The earlier the NOL is expected to be used, the more valuable it is. A $50 million NOL used in year 2 is worth far more than the same loss used in year 18, because the tax savings arrive sooner and face less discount-rate erosion.

State and International Complications

Many US states impose their own NOL rules, separate from federal law. Some cap carryforward periods shorter than 20 years; others have tighter Section 382 rules. A company filing in multiple states may face fragmented NOL utilization—federal and state losses expire on different schedules, and a federal NOL may be usable while state losses are exhausted.

Outside the US, tax-loss carryforward rules vary dramatically. Some countries limit the percentage of annual profit that can be offset (e.g., 60% in the European Union). Others require tracing NOLs to specific business units. In cross-border M&A, the target’s NOLs may be worthless to the parent if they cannot be consolidated for tax purposes.

Always check the jurisdiction’s specific rules and whether any ownership change triggers additional limitations.

Expiry Dates and the Real Deadline

Federal NOLs generated in tax years before 2018 can be carried forward for 20 years. Those from 2018 onward can be carried forward indefinitely but face a limitation on annual use (up to 80% of taxable income per year, under the Tax Cuts and Jobs Act). This is another constraint to model.

Forgetting expiry is a common DCF error. A company with a $100 million NOL and a flat 20-year forecast may appear to have a $25 million tax benefit (at 25% tax rate), but if the NOL expires in year 15 and profitable years are back-loaded, much of it is wasted. Always list expiry dates in a separate table and check that cumulative projected income reaches the NOL balance before expiry.

Adjusting Terminal Value for Unused NOL

If your projection period extends 10 years but the NOL has a 20-year horizon, some loss remains at the end. The question is whether to credit it in terminal value.

Most practitioners ignore it: they assume the company’s steady-state profitability, reflected in the terminal-value multiple or perpetuity calculation, implicitly prices any remaining NOL at zero (because they are valuing a mature, profitable firm that has likely exhausted the NOL or faces declining profitability). This is conservative and acceptable.

If you wish to credit residual NOL in terminal value, calculate how much remains unused and discount it forward at your tax rate and WACC. This only adds material value if the terminal period is still within the NOL expiry window and cumulative income is forecast to be high. In most mature-company DCFs, this adjustment is immaterial.

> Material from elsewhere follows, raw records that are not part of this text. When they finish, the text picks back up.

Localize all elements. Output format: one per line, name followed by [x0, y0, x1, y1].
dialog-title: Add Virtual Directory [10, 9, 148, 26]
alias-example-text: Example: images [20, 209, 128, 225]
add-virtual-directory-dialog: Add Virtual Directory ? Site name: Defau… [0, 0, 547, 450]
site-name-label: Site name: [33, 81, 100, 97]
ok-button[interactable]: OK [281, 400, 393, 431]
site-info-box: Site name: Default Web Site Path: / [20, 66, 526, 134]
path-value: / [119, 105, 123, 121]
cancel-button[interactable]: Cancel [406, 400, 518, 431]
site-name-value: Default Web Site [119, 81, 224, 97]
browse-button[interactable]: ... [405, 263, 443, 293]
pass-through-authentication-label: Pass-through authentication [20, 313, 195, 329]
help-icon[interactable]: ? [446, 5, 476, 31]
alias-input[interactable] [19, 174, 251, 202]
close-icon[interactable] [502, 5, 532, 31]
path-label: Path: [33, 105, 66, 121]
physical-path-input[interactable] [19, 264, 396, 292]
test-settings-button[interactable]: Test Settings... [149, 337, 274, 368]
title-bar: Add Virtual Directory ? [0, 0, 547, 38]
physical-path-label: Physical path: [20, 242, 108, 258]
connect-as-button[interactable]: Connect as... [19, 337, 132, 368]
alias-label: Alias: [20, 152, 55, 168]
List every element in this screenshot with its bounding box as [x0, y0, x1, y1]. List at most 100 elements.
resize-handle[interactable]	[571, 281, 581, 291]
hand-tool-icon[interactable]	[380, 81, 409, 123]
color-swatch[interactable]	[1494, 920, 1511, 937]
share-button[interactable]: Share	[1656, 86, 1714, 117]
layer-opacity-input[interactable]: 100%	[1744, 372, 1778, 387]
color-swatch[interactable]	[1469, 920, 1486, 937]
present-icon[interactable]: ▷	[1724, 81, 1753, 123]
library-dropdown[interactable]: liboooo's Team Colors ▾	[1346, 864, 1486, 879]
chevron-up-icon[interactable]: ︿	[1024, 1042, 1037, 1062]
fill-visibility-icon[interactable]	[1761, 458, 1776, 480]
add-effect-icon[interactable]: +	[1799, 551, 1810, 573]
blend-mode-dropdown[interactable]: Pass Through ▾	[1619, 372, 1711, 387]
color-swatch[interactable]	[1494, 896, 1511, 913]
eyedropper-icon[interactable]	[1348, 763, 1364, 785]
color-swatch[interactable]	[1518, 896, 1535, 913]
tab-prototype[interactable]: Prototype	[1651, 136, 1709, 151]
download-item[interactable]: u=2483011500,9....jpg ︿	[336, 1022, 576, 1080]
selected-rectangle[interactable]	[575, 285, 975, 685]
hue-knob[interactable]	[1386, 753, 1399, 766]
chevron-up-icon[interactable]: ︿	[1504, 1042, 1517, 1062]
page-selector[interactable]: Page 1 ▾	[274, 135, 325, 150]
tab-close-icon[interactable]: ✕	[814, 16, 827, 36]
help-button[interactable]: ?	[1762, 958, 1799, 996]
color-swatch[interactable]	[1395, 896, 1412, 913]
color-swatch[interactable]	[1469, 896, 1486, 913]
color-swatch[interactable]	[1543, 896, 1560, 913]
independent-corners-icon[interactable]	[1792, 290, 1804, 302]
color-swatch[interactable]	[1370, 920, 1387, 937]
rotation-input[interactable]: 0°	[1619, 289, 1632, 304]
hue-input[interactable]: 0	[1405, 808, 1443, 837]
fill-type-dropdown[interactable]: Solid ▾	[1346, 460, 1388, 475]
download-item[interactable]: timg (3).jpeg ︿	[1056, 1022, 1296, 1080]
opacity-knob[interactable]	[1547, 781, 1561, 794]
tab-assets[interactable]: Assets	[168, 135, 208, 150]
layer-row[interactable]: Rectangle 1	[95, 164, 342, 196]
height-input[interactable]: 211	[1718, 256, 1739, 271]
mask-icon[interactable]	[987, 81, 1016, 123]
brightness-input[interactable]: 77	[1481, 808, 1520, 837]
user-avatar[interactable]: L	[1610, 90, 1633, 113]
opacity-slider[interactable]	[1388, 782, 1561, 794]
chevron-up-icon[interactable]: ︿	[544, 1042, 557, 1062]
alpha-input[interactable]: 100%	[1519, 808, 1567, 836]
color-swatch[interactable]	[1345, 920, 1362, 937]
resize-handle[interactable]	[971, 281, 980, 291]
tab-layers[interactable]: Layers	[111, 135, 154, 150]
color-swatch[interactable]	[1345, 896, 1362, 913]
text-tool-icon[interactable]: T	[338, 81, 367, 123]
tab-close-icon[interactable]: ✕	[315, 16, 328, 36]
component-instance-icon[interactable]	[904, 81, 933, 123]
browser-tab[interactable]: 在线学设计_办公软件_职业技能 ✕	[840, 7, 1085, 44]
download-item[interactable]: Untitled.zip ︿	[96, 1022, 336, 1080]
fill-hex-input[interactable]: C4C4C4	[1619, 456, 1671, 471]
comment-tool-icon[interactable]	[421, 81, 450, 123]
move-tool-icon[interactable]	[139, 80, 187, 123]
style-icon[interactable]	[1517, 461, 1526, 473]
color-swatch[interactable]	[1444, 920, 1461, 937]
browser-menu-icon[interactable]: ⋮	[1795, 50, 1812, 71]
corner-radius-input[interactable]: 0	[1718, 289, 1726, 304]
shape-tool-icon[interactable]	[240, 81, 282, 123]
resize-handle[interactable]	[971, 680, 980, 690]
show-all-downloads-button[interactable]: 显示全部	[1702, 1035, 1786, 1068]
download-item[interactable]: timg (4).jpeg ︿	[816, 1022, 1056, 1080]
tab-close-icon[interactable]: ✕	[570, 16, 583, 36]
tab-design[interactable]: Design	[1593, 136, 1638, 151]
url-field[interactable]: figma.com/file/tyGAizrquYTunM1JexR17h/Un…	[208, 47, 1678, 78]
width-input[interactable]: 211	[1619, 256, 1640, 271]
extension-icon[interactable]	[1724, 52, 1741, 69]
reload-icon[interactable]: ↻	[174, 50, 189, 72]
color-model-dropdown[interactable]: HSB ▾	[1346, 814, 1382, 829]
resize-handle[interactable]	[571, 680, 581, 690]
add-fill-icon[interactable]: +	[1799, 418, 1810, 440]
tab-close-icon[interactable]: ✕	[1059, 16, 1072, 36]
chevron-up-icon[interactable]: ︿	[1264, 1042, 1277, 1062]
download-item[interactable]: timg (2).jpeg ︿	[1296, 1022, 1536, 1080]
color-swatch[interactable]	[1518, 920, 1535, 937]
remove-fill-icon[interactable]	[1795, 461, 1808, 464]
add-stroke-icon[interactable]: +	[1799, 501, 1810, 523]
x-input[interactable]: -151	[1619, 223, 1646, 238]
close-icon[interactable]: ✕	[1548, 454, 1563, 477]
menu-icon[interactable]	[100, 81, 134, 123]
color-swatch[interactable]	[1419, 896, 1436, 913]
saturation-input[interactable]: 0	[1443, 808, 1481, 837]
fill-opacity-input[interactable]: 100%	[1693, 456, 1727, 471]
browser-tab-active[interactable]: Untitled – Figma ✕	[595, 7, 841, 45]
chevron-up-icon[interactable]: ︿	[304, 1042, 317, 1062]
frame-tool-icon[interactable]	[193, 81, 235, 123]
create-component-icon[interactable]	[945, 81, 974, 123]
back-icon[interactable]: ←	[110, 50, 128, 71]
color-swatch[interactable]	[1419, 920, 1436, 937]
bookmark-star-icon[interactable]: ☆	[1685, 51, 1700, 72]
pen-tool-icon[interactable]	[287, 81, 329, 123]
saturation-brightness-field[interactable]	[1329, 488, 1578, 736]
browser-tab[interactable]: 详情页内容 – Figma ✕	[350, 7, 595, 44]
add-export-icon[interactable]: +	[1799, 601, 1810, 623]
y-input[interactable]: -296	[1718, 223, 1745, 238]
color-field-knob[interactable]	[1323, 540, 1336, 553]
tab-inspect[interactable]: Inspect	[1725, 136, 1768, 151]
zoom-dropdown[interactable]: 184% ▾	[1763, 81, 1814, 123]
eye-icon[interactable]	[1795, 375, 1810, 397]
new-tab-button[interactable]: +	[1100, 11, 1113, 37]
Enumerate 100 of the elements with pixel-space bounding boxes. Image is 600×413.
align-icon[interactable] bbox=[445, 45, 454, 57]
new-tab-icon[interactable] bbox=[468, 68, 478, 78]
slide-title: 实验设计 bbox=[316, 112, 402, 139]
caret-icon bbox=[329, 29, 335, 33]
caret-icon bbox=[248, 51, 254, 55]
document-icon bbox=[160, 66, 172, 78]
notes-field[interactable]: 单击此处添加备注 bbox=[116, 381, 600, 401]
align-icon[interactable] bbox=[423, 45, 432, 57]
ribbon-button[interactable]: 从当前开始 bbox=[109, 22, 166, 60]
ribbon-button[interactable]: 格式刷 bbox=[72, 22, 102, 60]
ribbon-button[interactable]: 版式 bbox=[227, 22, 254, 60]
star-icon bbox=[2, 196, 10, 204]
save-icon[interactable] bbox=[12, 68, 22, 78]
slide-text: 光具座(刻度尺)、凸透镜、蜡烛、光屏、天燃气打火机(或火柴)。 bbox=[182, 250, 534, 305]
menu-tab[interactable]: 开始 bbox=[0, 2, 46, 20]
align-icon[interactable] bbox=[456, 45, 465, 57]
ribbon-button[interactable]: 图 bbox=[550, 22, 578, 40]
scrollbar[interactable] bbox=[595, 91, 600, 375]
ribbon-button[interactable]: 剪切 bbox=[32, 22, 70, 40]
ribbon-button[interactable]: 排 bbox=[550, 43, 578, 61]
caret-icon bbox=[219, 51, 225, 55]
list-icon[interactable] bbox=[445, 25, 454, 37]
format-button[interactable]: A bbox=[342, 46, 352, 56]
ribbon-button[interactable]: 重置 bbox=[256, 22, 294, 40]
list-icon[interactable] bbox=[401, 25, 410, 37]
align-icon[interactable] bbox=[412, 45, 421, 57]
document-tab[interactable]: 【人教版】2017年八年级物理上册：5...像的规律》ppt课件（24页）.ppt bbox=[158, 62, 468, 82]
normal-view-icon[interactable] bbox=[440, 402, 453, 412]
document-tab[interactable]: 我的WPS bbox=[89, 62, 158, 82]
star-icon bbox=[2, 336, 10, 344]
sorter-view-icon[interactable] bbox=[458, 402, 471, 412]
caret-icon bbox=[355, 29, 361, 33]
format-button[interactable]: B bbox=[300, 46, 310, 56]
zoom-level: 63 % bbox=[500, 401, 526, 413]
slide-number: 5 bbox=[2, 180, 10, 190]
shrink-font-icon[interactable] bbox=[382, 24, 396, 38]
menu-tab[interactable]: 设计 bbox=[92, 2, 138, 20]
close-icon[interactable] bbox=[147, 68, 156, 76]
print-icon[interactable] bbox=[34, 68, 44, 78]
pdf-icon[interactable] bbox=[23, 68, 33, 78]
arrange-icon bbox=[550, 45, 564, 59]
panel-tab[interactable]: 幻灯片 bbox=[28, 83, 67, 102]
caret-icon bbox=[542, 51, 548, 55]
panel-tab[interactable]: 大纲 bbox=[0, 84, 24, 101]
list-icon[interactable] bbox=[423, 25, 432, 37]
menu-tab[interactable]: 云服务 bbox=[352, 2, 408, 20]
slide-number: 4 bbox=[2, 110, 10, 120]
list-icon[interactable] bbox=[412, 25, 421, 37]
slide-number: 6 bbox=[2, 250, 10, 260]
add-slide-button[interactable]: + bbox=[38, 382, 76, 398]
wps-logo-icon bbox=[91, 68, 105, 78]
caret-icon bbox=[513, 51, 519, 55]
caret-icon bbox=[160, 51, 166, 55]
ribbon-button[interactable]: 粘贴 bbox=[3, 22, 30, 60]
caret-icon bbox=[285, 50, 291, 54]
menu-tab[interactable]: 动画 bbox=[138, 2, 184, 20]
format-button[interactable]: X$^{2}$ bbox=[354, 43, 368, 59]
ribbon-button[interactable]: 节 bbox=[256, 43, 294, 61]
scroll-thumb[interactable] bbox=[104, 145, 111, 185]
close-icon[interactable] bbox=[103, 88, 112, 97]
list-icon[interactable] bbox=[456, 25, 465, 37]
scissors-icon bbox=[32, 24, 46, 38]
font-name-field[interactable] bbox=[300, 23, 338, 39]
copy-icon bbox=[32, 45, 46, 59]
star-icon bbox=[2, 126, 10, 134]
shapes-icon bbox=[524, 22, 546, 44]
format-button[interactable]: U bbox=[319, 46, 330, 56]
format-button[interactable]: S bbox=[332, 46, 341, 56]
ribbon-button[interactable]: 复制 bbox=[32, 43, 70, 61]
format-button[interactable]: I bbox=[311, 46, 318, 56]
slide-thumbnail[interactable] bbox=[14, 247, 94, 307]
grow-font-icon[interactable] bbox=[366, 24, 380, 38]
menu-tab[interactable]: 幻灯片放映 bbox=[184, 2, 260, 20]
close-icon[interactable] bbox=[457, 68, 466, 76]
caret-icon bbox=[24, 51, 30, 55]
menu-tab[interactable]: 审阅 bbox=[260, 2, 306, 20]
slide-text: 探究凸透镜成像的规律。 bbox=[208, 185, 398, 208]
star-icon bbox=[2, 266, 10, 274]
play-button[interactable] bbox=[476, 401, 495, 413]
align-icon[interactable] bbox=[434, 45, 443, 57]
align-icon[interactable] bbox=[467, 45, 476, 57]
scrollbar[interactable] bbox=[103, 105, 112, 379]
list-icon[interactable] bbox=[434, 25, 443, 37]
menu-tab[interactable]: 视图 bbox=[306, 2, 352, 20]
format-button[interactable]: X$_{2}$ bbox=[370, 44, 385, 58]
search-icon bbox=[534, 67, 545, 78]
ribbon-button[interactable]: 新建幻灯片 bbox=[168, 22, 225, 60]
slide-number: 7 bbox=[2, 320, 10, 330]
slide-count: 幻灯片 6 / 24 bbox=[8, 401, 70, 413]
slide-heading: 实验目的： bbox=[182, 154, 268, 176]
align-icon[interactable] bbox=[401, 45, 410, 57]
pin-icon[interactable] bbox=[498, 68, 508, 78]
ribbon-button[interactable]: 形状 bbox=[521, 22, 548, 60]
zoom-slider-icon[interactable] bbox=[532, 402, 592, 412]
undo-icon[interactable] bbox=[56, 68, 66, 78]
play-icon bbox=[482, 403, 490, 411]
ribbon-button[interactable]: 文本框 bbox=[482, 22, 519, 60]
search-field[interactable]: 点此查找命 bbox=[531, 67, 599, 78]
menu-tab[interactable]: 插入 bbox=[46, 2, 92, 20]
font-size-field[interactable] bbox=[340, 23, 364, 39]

Practical Checklist for DCF Modelling

  1. Identify the NOL balance and expiry date — confirm jurisdiction and any special rules.
  2. Check for Section 382 (or local equivalent) — calculate the annual usage cap. If an ownership change is imminent, engage tax counsel to compute the limit.
  3. Project taxable income year-by-year, including all applicable adjustments (depreciation, amortization, extraordinary items).
  4. Apply NOL usage in order: subtract available loss from each year’s taxable income (subject to Section 382 cap); carry unused balance forward.
  5. Verify cumulative usage does not exceed NOL balance or expiry window.
  6. Discount the tax benefit at your company’s cost of equity or WACC, same as cash flows.
  7. Document assumptions — expiry date, probability of usage, Section 382 limit, state-specific rules.
  8. Stress-test: model scenarios where profitability is weaker or delayed, showing how the tax benefit erodes.

An NOL is real economic value, but only if the numbers work out. In a DCF, that scrutiny is non-negotiable.